Matrix-synapse (the matrix homeserver implementation) requires a postgres database server to operate. It stores a lot of stuff in this postgres database, information about all the rooms that users on the server have joined, etc.

The problem at hand:

Matrix-synapse stores a lot of data that it has no way of cleaning up or deleting.

Specifically, there is a table it creates in the database called state_groups_state:

root@matrix:~# sudo -u postgres pg_dump synapse -t state_groups_state --schema-only
-- PostgreSQL database dump

CREATE TABLE public.state_groups_state (
    state_group bigint NOT NULL,
    room_id text NOT NULL,
    type text NOT NULL,
    state_key text NOT NULL,
    event_id text NOT NULL

I don't understand what this table is for, however, I can recognize fairly easily that it accounts for the grand majority of the disk space bloat of a matrix-synapse instance:

top 10 tables by disk space used, instance:

a pie chart showing state_groups_state using 87% of the disk space

So, I think it's safe to say that if we can cut down the size of state_groups_state, then we can solve our disk space issues.

I know that there are other projects dedicated to this, like

However, a cursory examination of the data in state_groups_state led me to believe maybe there is an easier and better way.

state_groups_state DOES have a room_id column on it.
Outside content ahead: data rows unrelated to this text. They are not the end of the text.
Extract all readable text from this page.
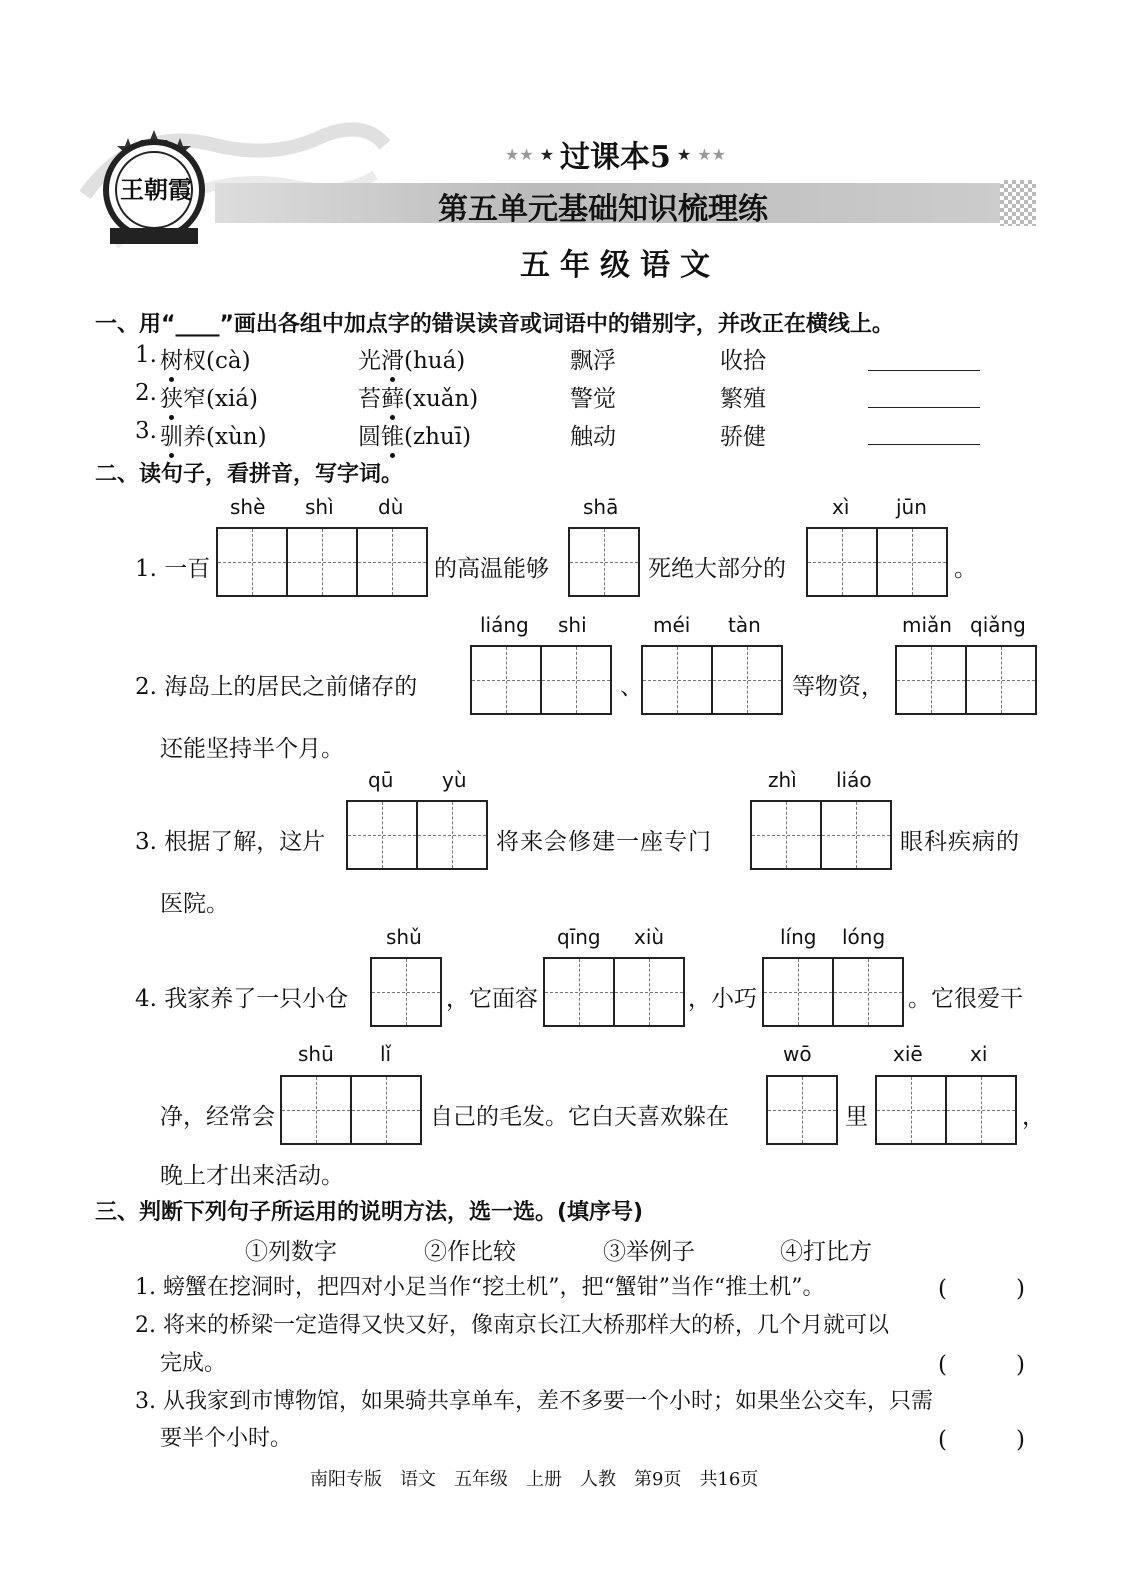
王朝霞
★★ ★ 过课本5 ★ ★★
第五单元基础知识梳理练
五年级语文
一、用“____”画出各组中加点字的错误读音或词语中的错别字，并改正在横线上。
1. 树杈(cà)	光滑(huá)	飘浮	收拾
2. 狭窄(xiá)	苔藓(xuǎn)	警觉	繁殖
3. 驯养(xùn)	圆锥(zhuī)	触动	骄健
二、读句子，看拼音，写字词。
shè shì dù	shā	xì jūn
1. 一百	的高温能够	死绝大部分的	。
liáng shi	méi tàn	miǎn qiǎng
2. 海岛上的居民之前储存的	、	等物资，
还能坚持半个月。
qū yù	zhì liáo
3. 根据了解，这片	将来会修建一座专门	眼科疾病的
医院。
shǔ	qīng xiù	líng lóng
4. 我家养了一只小仓	，它面容	，小巧	。它很爱干
shū lǐ	wō	xiē xi
净，经常会	自己的毛发。它白天喜欢躲在	里	，
晚上才出来活动。
三、判断下列句子所运用的说明方法，选一选。(填序号)
①列数字	②作比较	③举例子	④打比方
1. 螃蟹在挖洞时，把四对小足当作“挖土机”，把“蟹钳”当作“推土机”。	(　　　)
2. 将来的桥梁一定造得又快又好，像南京长江大桥那样大的桥，几个月就可以
完成。	(　　　)
3. 从我家到市博物馆，如果骑共享单车，差不多要一个小时；如果坐公交车，只需
要半个小时。	(　　　)
南阳专版　语文　五年级　上册　人教　第9页　共16页
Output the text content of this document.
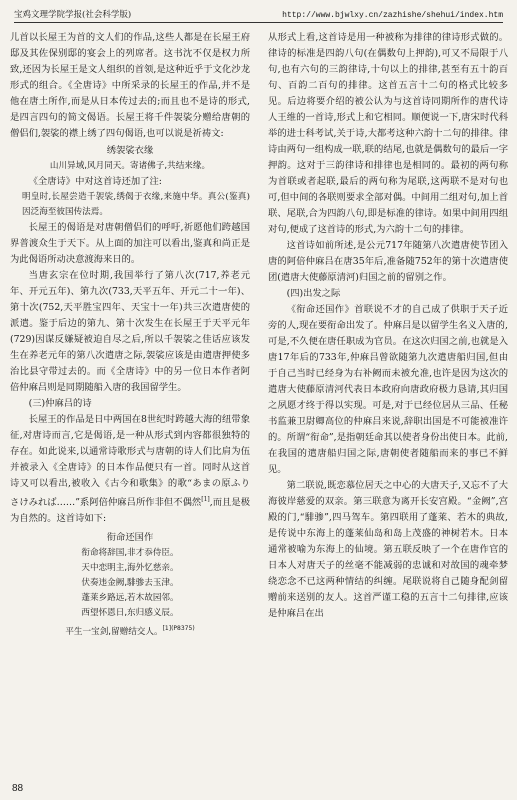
宝鸡文理学院学报(社会科学版)	http://www.bjwlxy.cn/zazhishe/shehui/index.htm

儿首以长屋王为首的文人们的作品,这些人都是在长屋王府邸及其佐保别邸的宴会上的列席者。这书沈不仅是权力所致,还因为长屋王是文人组织的首领,是这种近乎于文化沙龙形式的组合。《全唐诗》中所采录的长屋王的作品,并不是他在唐土所作,而是从日本传过去的;而且也不是诗的形式,是四言四句的简文偈语。长屋王将千件袈裟分赠给唐朝的僧侣们,袈裟的襟上绣了四句偈语,也可以说是祈祷文:

绣袈裟衣缘

山川异域,风月同天。寄诸佛子,共结来缘。

《全唐诗》中对这首诗还加了注:

明皇时,长屋尝造千袈裟,绣偈于衣缘,来施中华。真公(鉴真)因泛海至彼国传法焉。

长屋王的偈语是对唐朝僧侣们的呼吁,祈愿他们跨越国界普渡众生于天下。从上面的加注可以看出,鉴真和尚正是为此偈语所动决意渡海来日的。

当唐玄宗在位时期,我国举行了第八次(717,养老元年、开元五年)、第九次(733,天平五年、开元二十一年)、第十次(752,天平胜宝四年、天宝十一年)共三次遣唐使的派遣。鉴于后边的第九、第十次发生在长屋王于天平元年(729)因谋反嫌疑被迫自尽之后,所以千袈裟之佳话应该发生在养老元年的第八次遣唐之际,袈裟应该是由遣唐押使多治比县守带过去的。而《全唐诗》中的另一位日本作者阿倍仲麻吕则是同期随船入唐的我国留学生。

(三)仲麻吕的诗

长屋王的作品是日中两国在8世纪时跨越大海的纽带象征,对唐诗而言,它是偈语,是一种从形式到内容都很独特的存在。如此说来,以通常诗歌形式与唐朝的诗人们比肩为伍并被录入《全唐诗》的日本作品便只有一首。同时从这首诗又可以看出,被收入《古今和歌集》的歌“あまの原ふりさけみれば……”系阿倍仲麻吕所作非但不偶然[1],而且是极为自然的。这首诗如下:

衔命还国作

衔命将辞国,非才忝侍臣。

天中恋明主,海外忆慈亲。

伏奏违金阙,騑骖去玉津。

蓬莱乡路远,若木故园邻。

西望怀恩日,东归感义辰。

平生一宝剑,留赠结交人。$^{[1](P8375)}$

从形式上看,这首诗是用一种被称为排律的律诗形式做的。律诗的标准是四韵八句(在偶数句上押韵),可又不局限于八句,也有六句的三韵律诗,十句以上的排律,甚至有五十韵百句、百韵二百句的排律。这首五言十二句的格式比较多见。后边将要介绍的被公认为与这首诗同期所作的唐代诗人王维的一首诗,形式上和它相同。顺便说一下,唐宋时代科举的进士科考试,关于诗,大都考这种六韵十二句的排律。律诗由两句一组构成一联,联的结尾,也就是偶数句的最后一字押韵。这对于三韵律诗和排律也是相同的。最初的两句称为首联或者起联,最后的两句称为尾联,这两联不是对句也可,但中间的各联则要求全部对偶。中间用二组对句,加上首联、尾联,合为四韵八句,即是标准的律诗。如果中间用四组对句,便成了这首诗的形式,为六韵十二句的排律。

这首诗如前所述,是公元717年随第八次遣唐使节团入唐的阿倍仲麻吕在唐35年后,准备随752年的第十次遣唐使团(遣唐大使藤原清河)归国之前的留别之作。

(四)出发之际

《衔命还国作》首联说不才的自己成了供职于天子近旁的人,现在要衔命出发了。仲麻吕是以留学生名义入唐的,可是,不久便在唐任职成为官员。在这次归国之前,也就是入唐17年后的733年,仲麻吕曾欲随第九次遣唐船归国,但由于自己当时已经身为右补阙而未被允准,也许是因为这次的遣唐大使藤原清河代表日本政府向唐政府极力恳请,其归国之夙愿才终于得以实现。可是,对于已经位居从三品、任秘书监兼卫尉卿高位的仲麻吕来说,辞职出国是不可能被准许的。所谓“衔命”,是指朝廷命其以使者身份出使日本。此前,在我国的遣唐船归国之际,唐朝使者随船而来的事已不鲜见。

第二联说,既恋慕位居天之中心的大唐天子,又忘不了大海彼岸慈爱的双亲。第三联意为离开长安宫殿。“金阙”,宫殿的门,“騑骖”,四马驾车。第四联用了蓬莱、若木的典故,是传说中东海上的蓬莱仙岛和岛上茂盛的神树若木。日本通常被喻为东海上的仙境。第五联反映了一个在唐作官的日本人对唐天子的丝毫不能减弱的忠诚和对故国的魂牵梦绕恋念不已这两种情结的纠缠。尾联说将自己随身配剑留赠前来送别的友人。这首严谨工稳的五言十二句排律,应该是仲麻吕在出

88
It's not indexed by room_id, but we can still count the # of rows for each room and rank them:

top 100 rooms by number of state_groups_state rows, instance:

a pie chart with two slices taking up about 2 thirds of the pie, and the remaining third taken up mostly by the next 8 slices

In summary, it looks like

about 90% of the disk space used by matrix-synapse is in state_groups_state, and about 90% of the rows in state_groups_state come from just a handfull of rooms.
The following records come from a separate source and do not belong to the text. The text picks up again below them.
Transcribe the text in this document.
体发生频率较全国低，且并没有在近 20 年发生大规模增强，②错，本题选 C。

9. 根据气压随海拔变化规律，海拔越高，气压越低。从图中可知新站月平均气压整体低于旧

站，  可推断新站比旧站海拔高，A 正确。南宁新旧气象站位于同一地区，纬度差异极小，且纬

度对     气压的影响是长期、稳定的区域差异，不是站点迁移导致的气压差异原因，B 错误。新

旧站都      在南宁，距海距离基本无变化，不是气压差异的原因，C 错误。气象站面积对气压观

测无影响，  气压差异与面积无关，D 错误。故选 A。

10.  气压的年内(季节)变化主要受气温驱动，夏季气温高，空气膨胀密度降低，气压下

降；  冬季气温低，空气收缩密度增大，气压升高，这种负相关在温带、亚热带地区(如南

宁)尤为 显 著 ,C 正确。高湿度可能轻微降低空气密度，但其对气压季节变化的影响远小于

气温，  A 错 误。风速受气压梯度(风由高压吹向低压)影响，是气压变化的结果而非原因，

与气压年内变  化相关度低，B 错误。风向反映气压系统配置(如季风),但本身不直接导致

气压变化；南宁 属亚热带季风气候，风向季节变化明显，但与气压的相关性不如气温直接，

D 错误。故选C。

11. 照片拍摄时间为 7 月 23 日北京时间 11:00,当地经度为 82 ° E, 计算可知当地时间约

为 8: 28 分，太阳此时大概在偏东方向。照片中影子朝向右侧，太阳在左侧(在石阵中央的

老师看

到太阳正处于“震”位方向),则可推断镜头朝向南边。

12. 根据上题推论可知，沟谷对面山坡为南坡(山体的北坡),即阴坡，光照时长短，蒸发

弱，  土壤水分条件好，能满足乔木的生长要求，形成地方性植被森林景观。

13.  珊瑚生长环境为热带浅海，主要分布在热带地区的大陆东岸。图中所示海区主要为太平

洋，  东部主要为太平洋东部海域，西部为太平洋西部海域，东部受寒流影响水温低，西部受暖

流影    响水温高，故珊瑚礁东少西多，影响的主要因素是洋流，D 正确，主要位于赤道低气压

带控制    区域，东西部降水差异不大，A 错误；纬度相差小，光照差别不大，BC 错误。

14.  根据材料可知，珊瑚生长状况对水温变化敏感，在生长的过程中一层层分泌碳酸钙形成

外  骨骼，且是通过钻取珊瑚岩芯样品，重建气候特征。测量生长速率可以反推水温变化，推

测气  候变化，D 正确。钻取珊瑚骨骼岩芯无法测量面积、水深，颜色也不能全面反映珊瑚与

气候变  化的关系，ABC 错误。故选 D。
So from this information we have hatched a plan:

Just delete those rooms from our homeserver 4head

However, unfortunately the matrix-synapse delete room API does not remove anything from state_groups_state.

This is similar to the way that the matrix-synapse message retention policies also do not remove anything from state_groups_state.

In fact, probably helps explain why state_groups_state gets hundreds of millions of rows and takes up so much disk space: Nothing ever deletes from it!!